After being sacked from Children's BBC in 1998 and forced to hand over his Blue Peter badge Bacon went on to host Channel 4's The Big Breakfast in 2001, as well as Top Of The Pops and other reality shows. He also landed a late night hosting slot on Radio 5 Live.
In 2014 he moved to Los Angeles and moved into TV production. Following the success of his game show The Hustler, he has signed a lucrative contract with NBC Universal to create new shows.
This Is MY House, hosted by Stacey Dooley, has just launched on BBC One, in which a panel of celebrity judges - including comedian Bill Bailey actress Emily Atack, comedian Jamali Maddix and Loose Woman star Judi Love - must guess which of four contestants is the true owner of the home on show.
Bacon is also working on a memory quiz show I Literally Just Told You for Channel 4 and NBC.

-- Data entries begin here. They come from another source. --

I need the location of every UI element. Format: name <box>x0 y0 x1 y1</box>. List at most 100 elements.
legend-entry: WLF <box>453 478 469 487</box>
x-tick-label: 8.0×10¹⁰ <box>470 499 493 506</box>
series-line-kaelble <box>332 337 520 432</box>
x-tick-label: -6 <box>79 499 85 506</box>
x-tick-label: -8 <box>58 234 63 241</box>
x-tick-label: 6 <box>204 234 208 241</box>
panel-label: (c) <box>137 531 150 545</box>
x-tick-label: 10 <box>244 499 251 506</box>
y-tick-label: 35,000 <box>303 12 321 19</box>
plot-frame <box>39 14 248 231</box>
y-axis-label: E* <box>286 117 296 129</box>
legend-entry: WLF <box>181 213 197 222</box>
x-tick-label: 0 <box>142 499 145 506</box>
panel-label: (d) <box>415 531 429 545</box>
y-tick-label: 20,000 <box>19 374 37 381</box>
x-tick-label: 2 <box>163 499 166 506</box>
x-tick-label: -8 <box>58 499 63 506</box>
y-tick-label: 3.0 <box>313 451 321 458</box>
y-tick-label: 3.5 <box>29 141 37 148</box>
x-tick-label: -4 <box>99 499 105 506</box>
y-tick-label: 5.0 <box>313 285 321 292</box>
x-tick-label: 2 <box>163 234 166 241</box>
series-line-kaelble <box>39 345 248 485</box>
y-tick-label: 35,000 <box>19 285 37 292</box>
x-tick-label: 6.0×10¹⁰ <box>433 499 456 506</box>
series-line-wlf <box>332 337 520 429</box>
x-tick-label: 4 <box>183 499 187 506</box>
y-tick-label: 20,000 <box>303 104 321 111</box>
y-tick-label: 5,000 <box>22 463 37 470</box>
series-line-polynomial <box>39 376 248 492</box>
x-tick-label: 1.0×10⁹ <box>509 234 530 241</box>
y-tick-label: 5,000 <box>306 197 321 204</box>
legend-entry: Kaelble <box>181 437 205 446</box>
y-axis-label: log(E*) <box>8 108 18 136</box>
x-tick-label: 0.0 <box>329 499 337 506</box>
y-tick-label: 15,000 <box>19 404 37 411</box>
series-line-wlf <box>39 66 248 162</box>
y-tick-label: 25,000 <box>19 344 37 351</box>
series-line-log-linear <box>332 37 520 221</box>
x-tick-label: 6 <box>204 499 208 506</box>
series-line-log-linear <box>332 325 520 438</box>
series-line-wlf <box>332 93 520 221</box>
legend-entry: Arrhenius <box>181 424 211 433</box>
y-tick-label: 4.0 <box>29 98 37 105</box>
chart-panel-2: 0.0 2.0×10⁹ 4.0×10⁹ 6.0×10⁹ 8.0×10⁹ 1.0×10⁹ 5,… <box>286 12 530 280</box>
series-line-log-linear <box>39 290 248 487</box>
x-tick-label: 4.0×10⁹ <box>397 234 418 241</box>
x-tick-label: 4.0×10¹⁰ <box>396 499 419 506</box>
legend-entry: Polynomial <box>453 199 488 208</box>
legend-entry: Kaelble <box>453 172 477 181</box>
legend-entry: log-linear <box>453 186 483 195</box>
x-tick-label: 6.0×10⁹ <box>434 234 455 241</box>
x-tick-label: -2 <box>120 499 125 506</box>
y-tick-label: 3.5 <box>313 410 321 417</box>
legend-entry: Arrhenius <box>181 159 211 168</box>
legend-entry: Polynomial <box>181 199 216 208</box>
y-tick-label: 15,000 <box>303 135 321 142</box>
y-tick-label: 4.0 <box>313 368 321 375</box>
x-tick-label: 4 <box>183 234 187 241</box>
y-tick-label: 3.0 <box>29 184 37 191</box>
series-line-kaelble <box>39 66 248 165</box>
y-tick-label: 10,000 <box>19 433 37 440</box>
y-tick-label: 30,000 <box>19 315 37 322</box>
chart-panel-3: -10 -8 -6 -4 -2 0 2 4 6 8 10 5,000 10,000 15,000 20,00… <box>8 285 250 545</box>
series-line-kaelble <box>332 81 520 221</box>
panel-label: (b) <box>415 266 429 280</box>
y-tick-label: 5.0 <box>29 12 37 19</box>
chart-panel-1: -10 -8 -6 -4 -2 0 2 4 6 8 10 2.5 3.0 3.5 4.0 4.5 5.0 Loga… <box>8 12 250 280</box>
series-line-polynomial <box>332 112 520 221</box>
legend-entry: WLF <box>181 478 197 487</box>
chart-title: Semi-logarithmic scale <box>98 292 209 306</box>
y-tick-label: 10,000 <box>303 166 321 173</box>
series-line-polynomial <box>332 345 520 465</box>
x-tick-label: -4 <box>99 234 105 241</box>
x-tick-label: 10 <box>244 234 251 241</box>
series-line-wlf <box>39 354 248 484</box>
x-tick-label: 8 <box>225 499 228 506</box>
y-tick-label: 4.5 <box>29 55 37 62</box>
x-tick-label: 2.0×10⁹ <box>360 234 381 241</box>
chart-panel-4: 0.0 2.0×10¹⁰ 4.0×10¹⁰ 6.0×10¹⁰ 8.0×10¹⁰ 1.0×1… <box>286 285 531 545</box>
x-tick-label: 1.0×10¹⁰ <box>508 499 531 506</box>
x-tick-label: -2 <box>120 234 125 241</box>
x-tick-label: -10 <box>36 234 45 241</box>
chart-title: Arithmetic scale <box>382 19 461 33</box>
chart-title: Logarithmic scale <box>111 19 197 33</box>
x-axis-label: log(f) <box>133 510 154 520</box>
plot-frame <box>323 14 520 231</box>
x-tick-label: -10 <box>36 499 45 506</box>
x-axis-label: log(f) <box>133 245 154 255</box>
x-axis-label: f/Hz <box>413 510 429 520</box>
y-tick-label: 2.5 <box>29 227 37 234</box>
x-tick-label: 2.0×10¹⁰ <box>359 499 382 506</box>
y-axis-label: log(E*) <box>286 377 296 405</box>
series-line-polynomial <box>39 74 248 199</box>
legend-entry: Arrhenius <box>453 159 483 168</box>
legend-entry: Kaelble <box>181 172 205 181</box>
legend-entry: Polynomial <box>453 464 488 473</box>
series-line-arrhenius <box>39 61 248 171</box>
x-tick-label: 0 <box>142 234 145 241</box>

In 2018 Bacon was placed in a medically induced coma after he fell ill on-board a flight to the US and was diagnosed with pneumonia.
He said: "The doctor said to me after I recovered, ‘If you get a critical illness in the next five years you’re 20 per cent more likely to die.
“So don’t get a critical illness in the next five years’. A year and a half after that, the pandemic hits.
"LA has been a good place to be during the pandemic. I have already had my first vaccination.”